Once we had established my ‘safe place’, my psychologist began with the eye movements. I visualised myself in my cottage then followed her fingers from right to left for about 25 seconds. This was repeated several times and at the end of each set, I was asked how I was feeling. I honestly couldn’t believe that I was experiencing physical changes in my body. The weight in my stomach felt lighter, my limbs felt lighter, my tears dried and the most important one of all for me, something that I haven’t been able to feel since the day my little boy died, I felt like it was ok. It was ok for me to be alone. It was ok for me to think only of me. It was ok to be broken. I didn’t need to hide.

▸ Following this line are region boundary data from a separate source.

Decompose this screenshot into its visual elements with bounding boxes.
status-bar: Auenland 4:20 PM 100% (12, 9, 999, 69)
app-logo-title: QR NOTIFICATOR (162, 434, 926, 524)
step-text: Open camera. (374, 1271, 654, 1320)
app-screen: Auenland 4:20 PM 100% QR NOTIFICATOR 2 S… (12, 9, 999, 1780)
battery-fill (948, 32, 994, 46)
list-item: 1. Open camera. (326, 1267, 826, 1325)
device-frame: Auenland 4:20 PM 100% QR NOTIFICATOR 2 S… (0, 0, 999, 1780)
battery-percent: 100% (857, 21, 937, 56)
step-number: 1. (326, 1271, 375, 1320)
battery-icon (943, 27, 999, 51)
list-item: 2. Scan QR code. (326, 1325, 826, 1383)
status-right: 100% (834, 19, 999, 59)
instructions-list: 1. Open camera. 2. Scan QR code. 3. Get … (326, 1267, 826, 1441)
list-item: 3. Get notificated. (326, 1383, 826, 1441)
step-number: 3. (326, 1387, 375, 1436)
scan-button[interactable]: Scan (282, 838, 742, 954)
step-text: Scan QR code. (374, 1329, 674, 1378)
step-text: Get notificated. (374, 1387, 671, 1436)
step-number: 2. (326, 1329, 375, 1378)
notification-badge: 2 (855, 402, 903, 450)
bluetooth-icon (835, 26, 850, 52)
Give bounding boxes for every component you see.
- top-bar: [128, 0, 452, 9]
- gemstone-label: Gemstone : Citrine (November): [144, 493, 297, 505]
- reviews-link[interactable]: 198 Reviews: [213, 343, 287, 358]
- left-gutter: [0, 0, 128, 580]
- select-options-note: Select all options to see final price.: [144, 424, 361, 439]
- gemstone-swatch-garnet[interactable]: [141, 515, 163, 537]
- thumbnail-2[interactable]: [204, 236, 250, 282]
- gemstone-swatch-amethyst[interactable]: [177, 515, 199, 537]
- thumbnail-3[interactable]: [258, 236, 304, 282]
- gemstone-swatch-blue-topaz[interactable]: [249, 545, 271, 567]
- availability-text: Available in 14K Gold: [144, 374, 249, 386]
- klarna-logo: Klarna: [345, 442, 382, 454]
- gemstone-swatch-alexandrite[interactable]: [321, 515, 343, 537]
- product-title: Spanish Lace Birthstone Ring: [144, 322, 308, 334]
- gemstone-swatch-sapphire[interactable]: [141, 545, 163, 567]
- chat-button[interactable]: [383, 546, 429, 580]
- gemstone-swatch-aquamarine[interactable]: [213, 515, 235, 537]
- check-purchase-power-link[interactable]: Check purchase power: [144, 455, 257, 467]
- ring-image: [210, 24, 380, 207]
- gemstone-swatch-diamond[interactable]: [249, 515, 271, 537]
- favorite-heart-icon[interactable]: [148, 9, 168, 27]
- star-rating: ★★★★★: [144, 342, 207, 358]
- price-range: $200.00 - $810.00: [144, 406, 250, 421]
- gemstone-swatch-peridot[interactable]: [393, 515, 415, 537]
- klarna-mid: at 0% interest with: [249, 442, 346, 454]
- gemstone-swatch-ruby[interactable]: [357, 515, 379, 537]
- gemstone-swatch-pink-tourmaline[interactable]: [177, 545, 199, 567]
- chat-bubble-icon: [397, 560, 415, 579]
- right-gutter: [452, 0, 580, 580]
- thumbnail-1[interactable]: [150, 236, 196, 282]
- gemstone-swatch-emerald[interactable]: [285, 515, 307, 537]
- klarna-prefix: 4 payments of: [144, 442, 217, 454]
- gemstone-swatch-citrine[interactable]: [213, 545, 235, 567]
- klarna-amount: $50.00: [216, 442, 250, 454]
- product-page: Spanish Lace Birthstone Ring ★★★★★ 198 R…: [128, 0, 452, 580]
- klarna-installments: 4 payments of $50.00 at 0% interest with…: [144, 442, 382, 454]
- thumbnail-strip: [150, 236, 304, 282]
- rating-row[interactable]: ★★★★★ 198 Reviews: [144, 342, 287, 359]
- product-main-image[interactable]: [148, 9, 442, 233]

At the end of the session, my psychologist explained that we would continue with this until I’m able to access my safe place without her help. I need to be able to do this before we start reliving the trauma.

As yet, I have been unable to access my safe place when I’ve been in a heightened state of crisis over the past week. My psychologist has said that this will take a long time. She has encouraged me to try to return there when I’m feeling calm and quiet. The more times I can reach my safe place, the easier it’s going to get.

I am full of positivity about this therapy. I will never ‘get over’ losing my little boy. I will never stop hurting. I wouldn’t want to. He’s my son. The little baby that grew inside me. The little boy who was always at my side, beaming at me with his beautiful dimpled smile.

I have two other beautiful sons too that need their Mam now more than ever. My hope is that with EMDR therapy my coping strategies will become safe ones; that I will no longer turn to the ‘risky behaviours’ that I have used to cope over the past year.

I hope that slowly, step by small step, I can move forward in my life, with Ned safely tucked up in my heart.